Are you the ‘hand me the hammer’ or the ‘let’s map this out’ type of picture hanger? I have a very good eye and can usually wing it, but when it comes to hanging a group of pictures I’m hopeless.
Tools: You’ll need a tape measure, level, pencil, hammer and hooks. For small pictures one hook will do, for larger pictures use two hooks. They will help keep the picture straight. Make sure you buy hooks that are right for your artwork’s weight.
Height and spacing: Experts recommend that the center of a picture be 59” from the floor, an average eye-level. If you are hanging a group, it’s recommended that 2” should be the spacing between them. If the pieces are smaller 1” is fine.
- Mark center of wall
- Mark picture height
- Mark where the top of the frame rests against the wall when held at proper height
- Measure distance from the top of frame to the hanging wire. Then measure down the same distance from the mark of the top of the frame on the wall
- Pinpoint the place where your nail will go and mark with an x
- Place the nail on top of a piece of Scotch tape (prevents paint chipping)

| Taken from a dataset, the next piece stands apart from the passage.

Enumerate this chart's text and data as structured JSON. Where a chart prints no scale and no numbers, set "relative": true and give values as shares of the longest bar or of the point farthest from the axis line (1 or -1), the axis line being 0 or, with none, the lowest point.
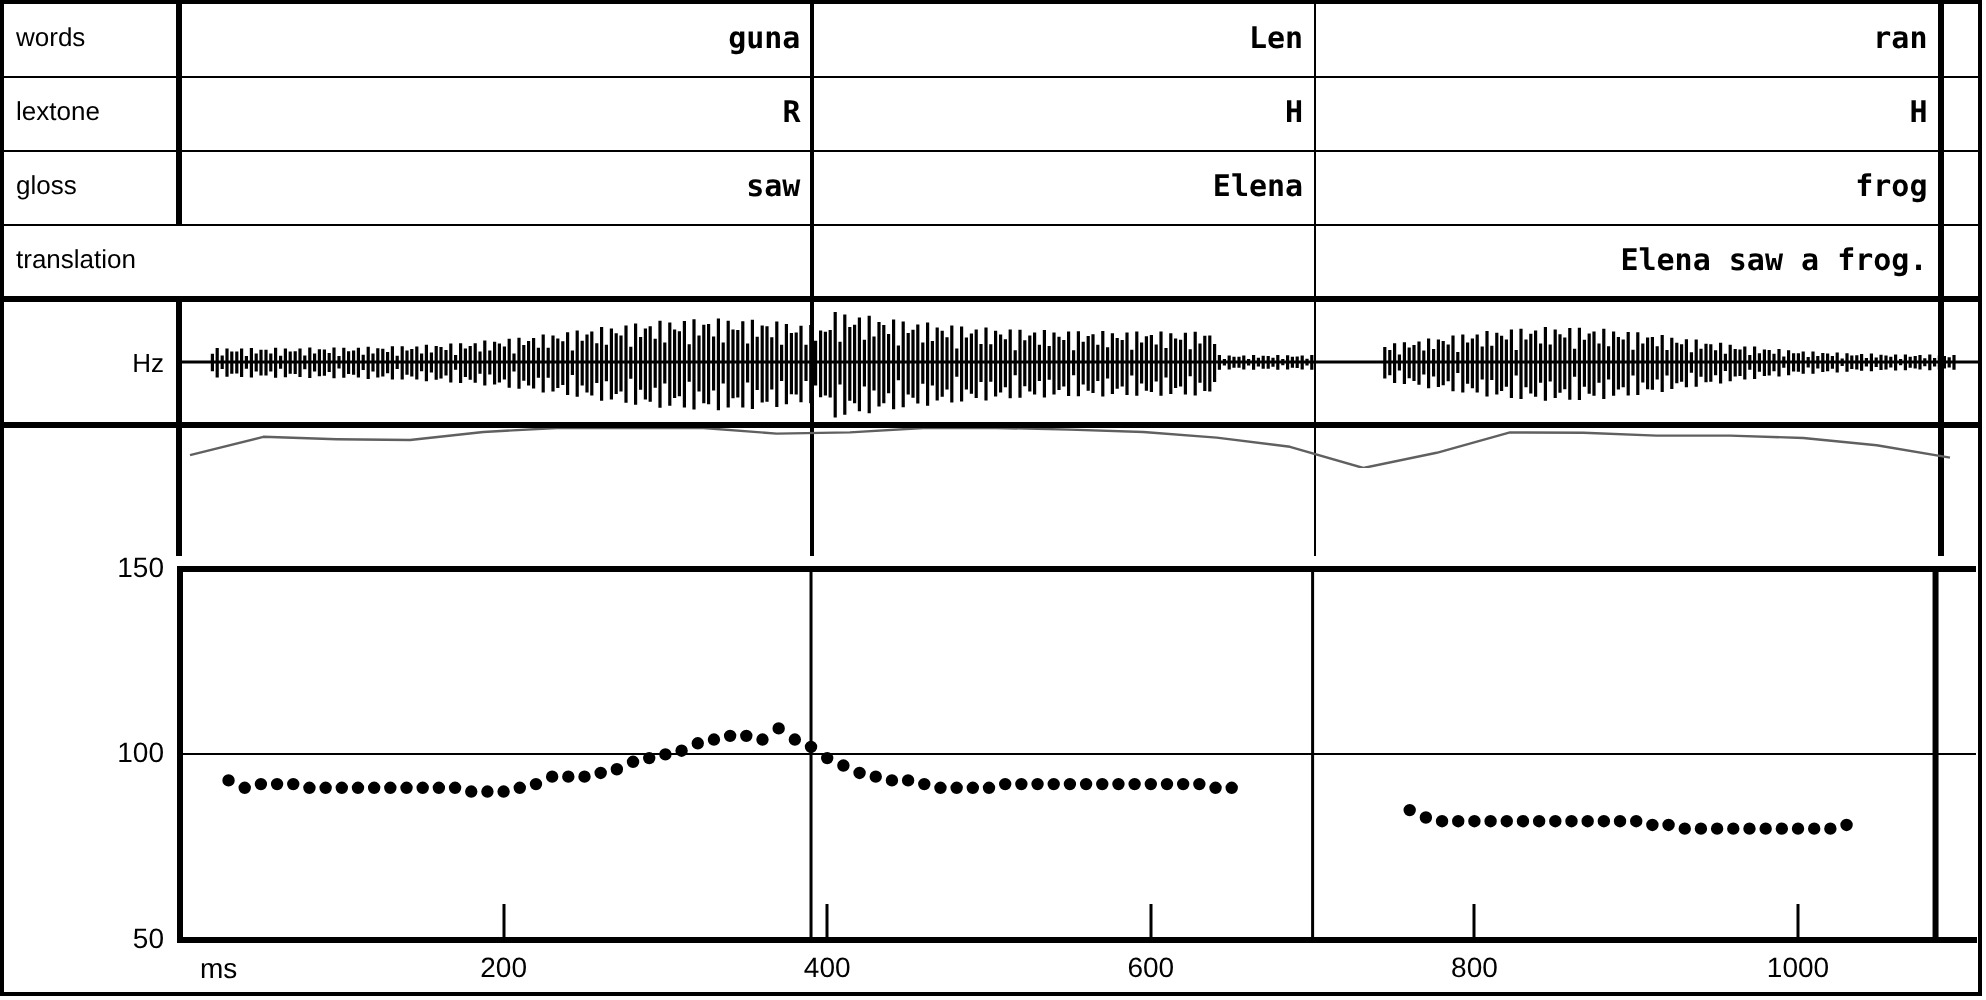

- Hammer nail at a slight angle
- Place frame on the nail and adjust
- Rest a level on top of the frame and adjust for straightness
Hanging groups of pictures:
- I personally like mixing different sizes to keep it interesting, but I use the same mats and frames so as to not distract from the pictures themselves. Using the same frames and mats helps to unify the group and gives a ‘clean’ and uncluttered look to the grouping.
- Smaller art looks better in pairs or in a group.
- Some designers recommend using an odd number of pictures, others recommend using an even number. You’ll get a sense of what you like when you lay them all out on the floor.
- If you are hanging a group, it’s recommended that 2” should be the spacing between them. If the pieces are smaller 1” is fine.
- Talk about groups! Check out this photo of a Chicago staircase from Metropolitan Home!
- To get the placing correct, either lay the pictures out on the floor or cut out brown paper in the exact shapes and tape them to your wall.
- Consider unusual places for pictures. I like to hang some running down the front dividers on a bookcase, or the side of an armoire, or the back of a door.
The best advice I’ve read is not to be afraid to hang your artwork. The nails with picture hooks won’t do any damage so if you need to move the piece, don’t sweat it!